Photo panoramique de la mine de Kennedy dans le Wisconsin vers 1915
Kennedy Mine, Wisconsin, vers 1915, The Lighty Photo Co

Le marché est plus développé outre-Atlantique ?

Il y a plus d’amateurs et de collectionneurs là-bas, oui, mais le panorama de groupes s’est tellement développé à l’époque du Cirkut, il est devenu tellement commun qu’il a été complètement dévalorisé. Dans la plupart des greniers, on trouve un rouleau avec la photo de l’aïeul ou du grand-oncle en tenue militaire au milieu de son régiment. L’image panoramique aux États-Unis fait partie de la culture populaire et donc, pendant longtemps, elle n’a pas eu beaucoup de valeur. Les choses changent un peu avec une certaine prise de conscience. Les belles vues se font plus rares et les prix augmentent.

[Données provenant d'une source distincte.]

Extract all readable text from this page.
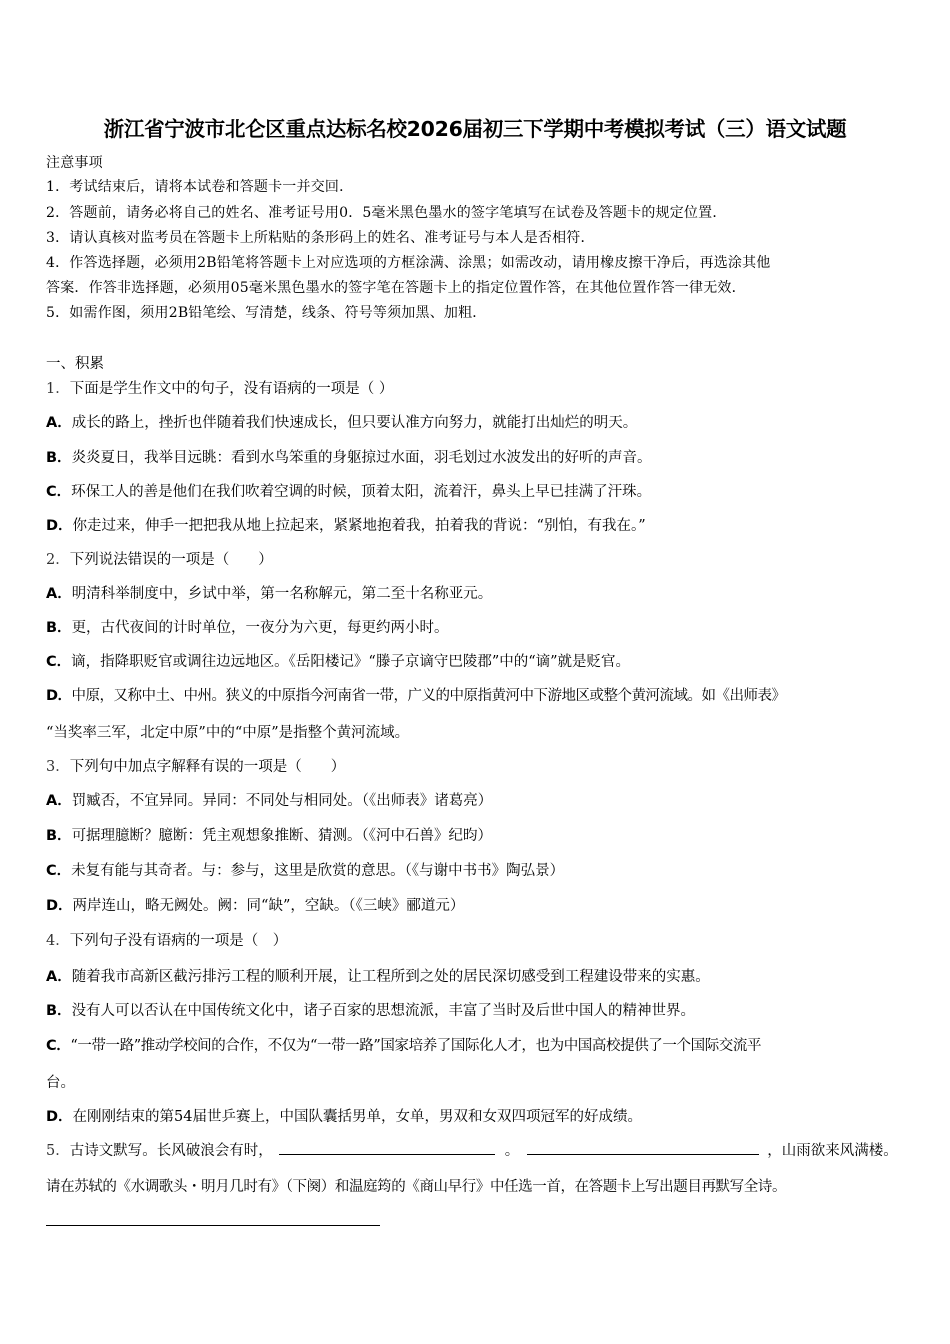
浙江省宁波市北仑区重点达标名校2026届初三下学期中考模拟考试（三）语文试题
注意事项
1．考试结束后，请将本试卷和答题卡一并交回．
2．答题前，请务必将自己的姓名、准考证号用0．5毫米黑色墨水的签字笔填写在试卷及答题卡的规定位置．
3．请认真核对监考员在答题卡上所粘贴的条形码上的姓名、准考证号与本人是否相符．
4．作答选择题，必须用2B铅笔将答题卡上对应选项的方框涂满、涂黑；如需改动，请用橡皮擦干净后，再选涂其他
答案．作答非选择题，必须用05毫米黑色墨水的签字笔在答题卡上的指定位置作答，在其他位置作答一律无效．
5．如需作图，须用2B铅笔绘、写清楚，线条、符号等须加黑、加粗．
一、积累
1．下面是学生作文中的句子，没有语病的一项是（ ）
A．成长的路上，挫折也伴随着我们快速成长，但只要认准方向努力，就能打出灿烂的明天。
B．炎炎夏日，我举目远眺：看到水鸟笨重的身躯掠过水面，羽毛划过水波发出的好听的声音。
C．环保工人的善是他们在我们吹着空调的时候，顶着太阳，流着汗，鼻头上早已挂满了汗珠。
D．你走过来，伸手一把把我从地上拉起来，紧紧地抱着我，拍着我的背说：“别怕，有我在。”
2．下列说法错误的一项是（　　）
A．明清科举制度中，乡试中举，第一名称解元，第二至十名称亚元。
B．更，古代夜间的计时单位，一夜分为六更，每更约两小时。
C．谪，指降职贬官或调往边远地区。《岳阳楼记》“滕子京谪守巴陵郡”中的“谪”就是贬官。
D．中原，又称中土、中州。狭义的中原指今河南省一带，广义的中原指黄河中下游地区或整个黄河流域。如《出师表》
“当奖率三军，北定中原”中的“中原”是指整个黄河流域。
3．下列句中加点字解释有误的一项是（　　）
A．罚臧否，不宜异同。异同：不同处与相同处。（《出师表》诸葛亮）
B．可据理臆断？臆断：凭主观想象推断、猜测。（《河中石兽》纪昀）
C．未复有能与其奇者。与：参与，这里是欣赏的意思。（《与谢中书书》陶弘景）
D．两岸连山，略无阙处。阙：同“缺”，空缺。（《三峡》郦道元）
4．下列句子没有语病的一项是（　）
A．随着我市高新区截污排污工程的顺利开展，让工程所到之处的居民深切感受到工程建设带来的实惠。
B．没有人可以否认在中国传统文化中，诸子百家的思想流派，丰富了当时及后世中国人的精神世界。
C．“一带一路”推动学校间的合作，不仅为“一带一路”国家培养了国际化人才，也为中国高校提供了一个国际交流平
台。
D．在刚刚结束的第54届世乒赛上，中国队囊括男单，女单，男双和女双四项冠军的好成绩。
5．古诗文默写。长风破浪会有时，	。	，山雨欲来风满楼。
请在苏轼的《水调歌头・明月几时有》（下阕）和温庭筠的《商山早行》中任选一首，在答题卡上写出题目再默写全诗。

En fait les seules photos panoramiques dont les prix atteignent des sommets sont celles pour lesquelles il y a un intérêt particulier pour un sujet : présence de tel héros américain, un Buffalo Bill vieillissant, une course automobile, telle équipe de baseball ou de football américain. Le prix des photos augmente aussi lorsqu’elles sont signées. Après, il faut savoir que la plupart des images signées de Goldbeck l’ont été par son fils ou son petit fils… Lui-même n’ayant jamais rien signé avant les années 1950.

Cette dévalorisation est-elle due au caractère commercial de l’activité des photographes panoramistes américains ?
Il y a eu une espèce de scission entre photographie commerciale et artistique au début du XXe siècle. Goldbeck par exemple connaissait Steichen mais en adoptant le Cirkut, il a scellé son destin de photographe commercial pour des décennies et donc le regard que l’on pouvait porter sur ses images. Les panoramistes ont toujours été considérés comme des techniciens ou des commerciaux mais pas comme des artistes. C’est un peu injuste car certains étaient réellement de très grands compositeurs d’images. Mais évidemment, ils devaient faire tourner une affaire, leur appareil était leur source de revenus.

Photographie panoramique de ballons d'observation en Californie vers 1919
Ballons d'observation, Californie, vers 1919, Huddleston Photo Co

Fréquentez-vous des foires ou des salons de photographies ?
La France bien qu’étant le pays de la photographie avec l’Angleterre, propose très peu de foires à la photo comparée à l’Angleterre justement ou aux États-Unis. Historiquement on avait Paris Photo à l’automne, où les place d’exposants sont très chères, avec quelques salons off mais quasiment rien d’autre. Depuis quelques années des marchands comme la galerie Verdeau ou Photo Vintage France ont souhaité renouveler l’offre en organisant de nouveaux événements dédiés à la photo vintage à d’autres moments de l’année, avec des marchands qui viennent de toute l’Europe. J’essaie d’être présent à ces salons, en prenant un stand important car j’ai beaucoup à montrer et mes images sont grandes !

Mathias Roudine tient le stand 247 dans l’allée 5 du marché Paul-Bert aux Puces de Saint-Ouen le vendredi matin, le samedi, le dimanche et le lundi toute la journée.